Arkadaşım anlatır hep…

5-6 yaşlarındayken annesi “Beni üzmeyin bak ölürsem annesiz kalırsınız” dermiş…

Ne kadar yanlış bir ifade, çocukların bilinçaltına nasıl korkunç bir girdi…

Üstüne üstlük arkadaşım da anne yokluğunun ne demek olduğunu bilmeden “Ölürsen öl, abim baba olur ben anne olurum kardeşlerimiz de bizim çocuklarımız olur biz kendimize bakarız” dermiş…. Büyüklerin söylemlerine çocukça verilen cevaplar işte… Derinliği, içselleştirilmesi mümkün olmayan cümleler…

Ölüm hiçbir canlıya yakışmayan bir kavram… Hele ki annelere… Arşivimi araştırırken buldum bu fotoğrafı 09 Temmuz 2007 yılında çekmiştim. Aslında yayla çocuklarının “evcilik oyunu” esnasında çekildi… Sanki taşlardan yapılmış evin annesi olan Ayşe, eşinden yani Hasan’dan leğen bekliyor…

Çamaşırlar yıkanacak, ev derlenip toplanacak, çocuklara okuldan gelince yemeleri için hamur mayalanacak ve dahası… İş çok, zaman az gibi bakıyorlar yüzüne insanın… Hasan da hadi abi bu kadar oyalama diye laf atıyor… Hayvanlar beni bekler… Dolaştırmam lazım, sütleri azaldı bu aralar… Biraz yayılmaları gerek…

Sonra da katırlarla yük taşıyacağım erzak azalmış bakışıyla bakıyor objektifime… Küçük yaşta büyük sorumluluk yani… O küçücük bacasından duman tütsün diye çalışıyor çocuklar… Oyunla, hayalle, yürekle ve tertemiz yüzlerinde beliren tebessümle… Hepimiz biliyoruz ki oyun çocukların en büyük işi… Hayata açılan pencereleri… Yaşamlarında şahit oldukları her anı yansıttıkları en özel anları… Günümüzde teknolojinin son sürat girdiği evlerde de çocuklar oyun oynuyorlar… Lakin tablette, cepte veya bilgisayarda… Yani oyunsuz çocuk yok değil mi? Sadece kullanılan araçlar farklılaşıyor…

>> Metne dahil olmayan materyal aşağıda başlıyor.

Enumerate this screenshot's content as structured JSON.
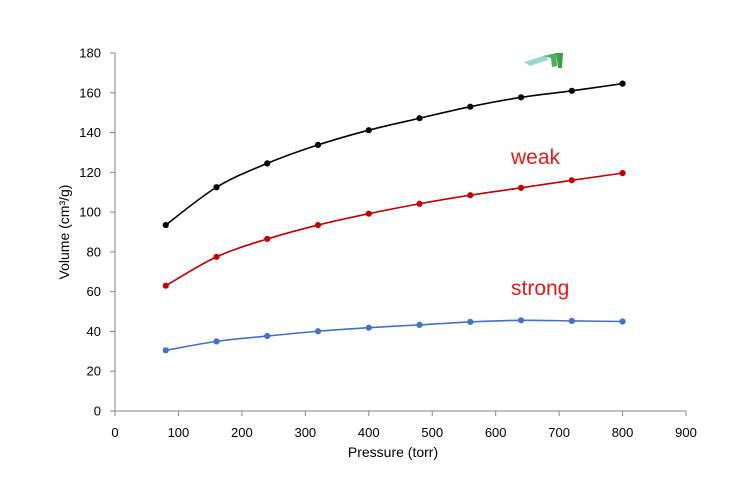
{
  "chart_data": {
    "type": "line",
    "title": "",
    "xlabel": "Pressure (torr)",
    "ylabel": "Volume (cm³/g)",
    "xlim": [
      0,
      900
    ],
    "ylim": [
      0,
      180
    ],
    "xticks": [
      0,
      100,
      200,
      300,
      400,
      500,
      600,
      700,
      800,
      900
    ],
    "yticks": [
      0,
      20,
      40,
      60,
      80,
      100,
      120,
      140,
      160,
      180
    ],
    "grid": false,
    "x": [
      80,
      160,
      240,
      320,
      400,
      480,
      560,
      640,
      720,
      800
    ],
    "series": [
      {
        "color": "#000000",
        "values": [
          93.5,
          112.5,
          124.5,
          133.8,
          141.2,
          147.2,
          153.0,
          157.7,
          161.0,
          164.6
        ]
      },
      {
        "name": "weak",
        "color": "#c00000",
        "values": [
          63.0,
          77.5,
          86.5,
          93.5,
          99.2,
          104.2,
          108.5,
          112.2,
          116.0,
          119.6
        ]
      },
      {
        "name": "strong",
        "color": "#4472c4",
        "values": [
          30.5,
          35.0,
          37.7,
          40.1,
          41.9,
          43.3,
          44.8,
          45.6,
          45.3,
          45.0
        ]
      }
    ],
    "annotations": [
      {
        "text": "weak",
        "color": "#e31a1c"
      },
      {
        "text": "strong",
        "color": "#e31a1c"
      }
    ]
  }
}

Üst sosyo-ekonomik düzeye mensup aileler çocuklarını teknolojiyle doyurmaya çalışırlarken, alt sosyo-ekonomik düzey ebeveynler ise taşla, leğenle, eski soba borusuyla örüyor dünyalarını…. Her neyle olursa olsun oynuyor çocuklar… Diyeceksiniz ki hangisi doğru? Elbette bunun en nitelikli cevabını uzmanlar verebilir ama bana göre taşla, leğenle oynamak hayalleri gerçeğe dönüştürmek, karşılaşılan problemleri çözüme ulaştırmak, yarınlara daha cesaretle adım atabilmek ve olumsuzluklarla mücadele edebilmek için daha büyük anlamlar taşıyor… Diğer bir açıdan baktığımızda sadece ekranda yaşanan siber oyunlar ise çocukların zamanlarından, sağlıklarından ve gelişimlerinden çalmakta… Obezite başlıca sorun olsa da, sosyal iletişimden yoksun, konuşmayan, sadece verilen yönergelerle oyunu tamamlama hırsıyla kamçılanan bir nesil var arkamızda ve belki çok daha da fazlası… Demem o ki, çocuklar bizlerin en özel yansımaları… Konuştuklarımıza, yaptıklarımıza, yansıttıklarımıza dikkat edersek gelecek daha aydınlık olur diye düşünüyorum. “Beni üzmeyin bak ölürsem annesiz kalırsınız” şeklindeki korkutmalar hiçbir çocuğun duymaması, içselleştirmemesi gereken cümlelerdir. Çocuklar aydınlık Türkiye'nin yarınlarıysa her zaman doğru rol model olmak için çabalayan, sorgulayan, üreten, geliştiren, cesaretlendiren, problem çözen, merhametli, aydın fikirli, ileri görüşlü ebeveynler olmak en büyük görevimizdir.